Fighting Back
You have probably seen by now the contentious barbs Obama and Clinton threw at each other in last night's debate. Overall, I thought Obama did fair, considering Hillary's a pro at gutter politics and that he's not so great generally in the debate setting. But there's one lesson I wish Obama would learn, and it wouldn't be so hard: he played too much defense. One moment in particular made me cringe: when Hillary brought up Obama's voting record in IL - the (trivial, in my view) fact that he voted present about 100 times (out of 4,000 votes) - and framed it as the Senator not taking responsibility for his votes.
I would have much preferred for him to not spend one second explaining himself and instead declaring this: that he's not going to take lectures on legislative accountability from a Senator who voted for the Iraq War and now refuses to say it was a mistake, who refuses to take any responsibility for the extreme harm that has come to Americans and the world thanks to the vote that she cast to support President Bush in preparing to send hundreds of thousands of US troops in harm's way. We can already hear Republican attacks on her, that she was "for the War before she was against it". It would also have been a good time to bring up the quote he's been using in his speech, in which she apparently said she voted for the Bankruptcy Bill (the 2001 version) but she wished it wouldn't pass. I mean, the nerve of a person with her history of triangulation, and dissembling in the face of her own votes, to attack him for not being accountable is truly astounding.

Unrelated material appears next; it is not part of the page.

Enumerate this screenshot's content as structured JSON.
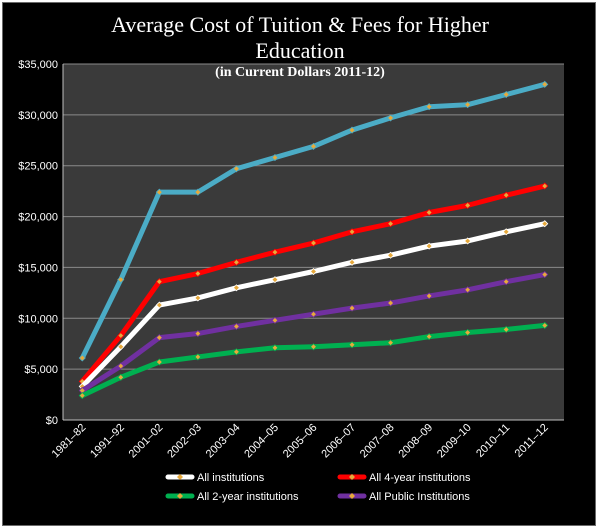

Instead...he spent minutes explaining the minutiae of state legislative strategy in Illinois, never turning the question back to where it's much better suited - back on her.
And now Bill Clinton is still on tv now mis-quoting Obama's statement about Republicans being the party of ideas during the 90s. I'm sure that offends Bill. But that doesn't justify his repeatedly saying that Obama said they were "good ideas" when he clearly did not, and would not, have said it. Hillary's campaign - and her husband's involvement - is growing increasingly odious.